Comments via email and on Town Square indicate significant confusion between a news story, editorial and a column.
News stories are the most basic form of journalism -- reporting that conveys the essence of an issue or event from as many perspectives as possible. A news story might contain the opinion of the sources through quotes, but it does not include the opinions of the writer.
Editorials reflect the consensus view of the paper's editorial board.
Columns are written by people paid to share information and opinions. The American Press Institute, in its news literacy curriculum for middle school students, describes a columnist as a "writer of a column that appears regularly. Columnists frequently offer opinions on current events."
Like most papers across the country, the Pleasanton Weekly has more than one column.
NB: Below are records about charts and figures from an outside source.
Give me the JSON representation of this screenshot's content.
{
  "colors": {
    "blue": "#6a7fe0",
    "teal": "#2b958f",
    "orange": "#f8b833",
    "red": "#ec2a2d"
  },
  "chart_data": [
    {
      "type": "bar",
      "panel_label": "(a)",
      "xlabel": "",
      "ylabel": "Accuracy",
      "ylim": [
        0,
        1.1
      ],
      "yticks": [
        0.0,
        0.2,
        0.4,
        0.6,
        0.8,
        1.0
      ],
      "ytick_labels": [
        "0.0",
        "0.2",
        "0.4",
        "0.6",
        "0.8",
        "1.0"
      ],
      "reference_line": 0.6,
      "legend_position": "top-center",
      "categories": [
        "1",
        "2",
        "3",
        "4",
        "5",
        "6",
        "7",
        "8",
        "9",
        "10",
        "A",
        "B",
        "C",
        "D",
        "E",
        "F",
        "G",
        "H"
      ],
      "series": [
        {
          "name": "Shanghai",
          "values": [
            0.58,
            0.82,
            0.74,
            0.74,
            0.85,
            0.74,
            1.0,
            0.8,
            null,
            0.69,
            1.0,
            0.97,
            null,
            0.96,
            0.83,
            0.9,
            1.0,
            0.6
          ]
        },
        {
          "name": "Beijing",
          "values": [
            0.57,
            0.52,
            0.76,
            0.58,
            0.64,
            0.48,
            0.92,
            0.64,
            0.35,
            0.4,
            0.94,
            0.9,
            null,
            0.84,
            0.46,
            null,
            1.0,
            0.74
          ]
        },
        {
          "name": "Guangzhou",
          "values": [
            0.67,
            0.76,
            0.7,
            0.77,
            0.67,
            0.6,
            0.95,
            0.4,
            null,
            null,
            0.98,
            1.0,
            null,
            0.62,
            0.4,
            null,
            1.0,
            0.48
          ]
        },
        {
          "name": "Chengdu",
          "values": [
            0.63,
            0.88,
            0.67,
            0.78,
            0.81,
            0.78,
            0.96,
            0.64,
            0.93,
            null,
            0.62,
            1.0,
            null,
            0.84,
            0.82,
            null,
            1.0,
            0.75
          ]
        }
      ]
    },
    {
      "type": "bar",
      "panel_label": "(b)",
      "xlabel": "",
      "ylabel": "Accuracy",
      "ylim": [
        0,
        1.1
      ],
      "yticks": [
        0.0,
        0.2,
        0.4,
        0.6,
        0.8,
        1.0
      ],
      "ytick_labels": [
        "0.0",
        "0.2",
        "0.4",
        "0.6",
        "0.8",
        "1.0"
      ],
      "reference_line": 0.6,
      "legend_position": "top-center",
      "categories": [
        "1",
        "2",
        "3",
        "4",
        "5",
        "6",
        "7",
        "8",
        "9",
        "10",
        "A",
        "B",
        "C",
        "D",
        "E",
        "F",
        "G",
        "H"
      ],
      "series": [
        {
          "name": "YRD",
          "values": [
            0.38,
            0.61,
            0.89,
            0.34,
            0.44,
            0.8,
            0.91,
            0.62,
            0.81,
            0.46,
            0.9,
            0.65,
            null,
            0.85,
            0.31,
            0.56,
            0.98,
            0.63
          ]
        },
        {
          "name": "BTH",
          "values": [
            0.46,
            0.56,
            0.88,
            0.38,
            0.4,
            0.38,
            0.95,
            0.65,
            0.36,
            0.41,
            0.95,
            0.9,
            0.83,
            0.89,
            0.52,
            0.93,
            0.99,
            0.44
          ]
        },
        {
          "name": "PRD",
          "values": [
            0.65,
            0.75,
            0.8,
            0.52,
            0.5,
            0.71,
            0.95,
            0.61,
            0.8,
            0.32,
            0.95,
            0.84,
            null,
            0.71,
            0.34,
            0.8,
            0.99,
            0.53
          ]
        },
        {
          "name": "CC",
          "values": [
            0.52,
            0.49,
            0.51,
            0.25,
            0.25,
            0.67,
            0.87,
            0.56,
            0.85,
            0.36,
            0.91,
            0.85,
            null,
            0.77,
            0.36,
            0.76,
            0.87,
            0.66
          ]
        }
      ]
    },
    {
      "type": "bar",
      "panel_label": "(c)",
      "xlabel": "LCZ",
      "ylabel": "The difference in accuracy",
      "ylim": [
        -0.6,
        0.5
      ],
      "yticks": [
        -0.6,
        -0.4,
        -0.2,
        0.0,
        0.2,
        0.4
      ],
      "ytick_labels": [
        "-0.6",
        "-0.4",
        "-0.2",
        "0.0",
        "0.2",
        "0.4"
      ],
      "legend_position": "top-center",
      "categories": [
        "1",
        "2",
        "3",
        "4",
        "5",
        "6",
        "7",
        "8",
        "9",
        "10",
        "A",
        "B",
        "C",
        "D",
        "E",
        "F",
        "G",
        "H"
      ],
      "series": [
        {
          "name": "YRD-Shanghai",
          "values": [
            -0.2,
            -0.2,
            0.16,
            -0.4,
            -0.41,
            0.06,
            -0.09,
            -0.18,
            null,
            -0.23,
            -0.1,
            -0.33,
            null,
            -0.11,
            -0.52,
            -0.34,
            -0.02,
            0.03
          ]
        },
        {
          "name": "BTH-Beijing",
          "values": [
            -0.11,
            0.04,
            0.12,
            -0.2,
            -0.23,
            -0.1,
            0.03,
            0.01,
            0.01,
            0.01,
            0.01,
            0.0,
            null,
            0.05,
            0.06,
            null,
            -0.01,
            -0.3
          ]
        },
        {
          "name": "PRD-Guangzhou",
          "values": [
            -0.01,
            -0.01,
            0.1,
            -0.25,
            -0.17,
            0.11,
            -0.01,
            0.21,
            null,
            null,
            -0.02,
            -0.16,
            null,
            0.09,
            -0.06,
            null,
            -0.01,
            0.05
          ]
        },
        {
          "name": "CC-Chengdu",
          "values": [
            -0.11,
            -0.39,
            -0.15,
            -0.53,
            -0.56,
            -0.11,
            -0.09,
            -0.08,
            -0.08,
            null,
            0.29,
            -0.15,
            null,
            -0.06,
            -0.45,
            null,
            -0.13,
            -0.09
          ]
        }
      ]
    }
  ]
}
All written by veteran journalists with decades in the industry, our columns include "Tim Talk" by Tim Hunt, "Around Pleasanton" by Jeb Bing and "Pleasanton Preps" by Dennis Miller.
Readers can differentiate between news stories, editorials and columns by presentation and writing style.
News stories have the byline of the reporter and will not reflect the opinion of the reporter. Editorials run on the Opinion page and are written from the perspective of a group, using words like "we" and "us."
Columns run regularly, and usually in the same location in the paper, have a title like "Around Pleasanton" or "Pleasanton Preps" and generally have a photo of the columnist and a "tagline" at the end of the column that contains information about the writer and how to contact them. Personal pronouns are used to indicate opinion.
Columns online can be presented as blogs or in a more general area of the website with the name of the column in the headline and the tagline information at the end. Editorials are sometimes presented this way online, identified with the word "Editorial" in the headline.
The commonality among news stories, editorials and columns is that we strive for truth and accuracy. Facts written in the "Pleasanton Preps" column last week were true, but the accuracy of one point was questionable.
Dennis referenced a private investigator's report, but we have not been able to obtain a copy of the alleged report and the family's written complaint cites only their personal research.
As a matter of transparency and journalistic ethics, we wanted to clarify that information as soon as possible and have posted an editor's note/clarification on the online version of last week's column that says:
"A previous version of this Pleasanton Preps column stated that a private investigator's report was sent to Amador Valley High School before girls basketball coach Al Chavira's suspension. The complaint filed with the school cited a family's own, personal research into the coach's background."
The parents in question have declined the opportunity to write a rebuttal, anonymously, for the Weekly. For his part, Chavira has not responded to our request for comment.
Speaking of ethics, no families were named in the "Pleasanton Preps" column to lessen any negative impacts on all girls on the team.
Speaking of children, the real injured parties in this mess are the Amador girls basketball players. Their season ended in turmoil amid an abrupt coaching change -- the removal of a second-year coach described as dedicated and well-liked by many team parents ... save at least two.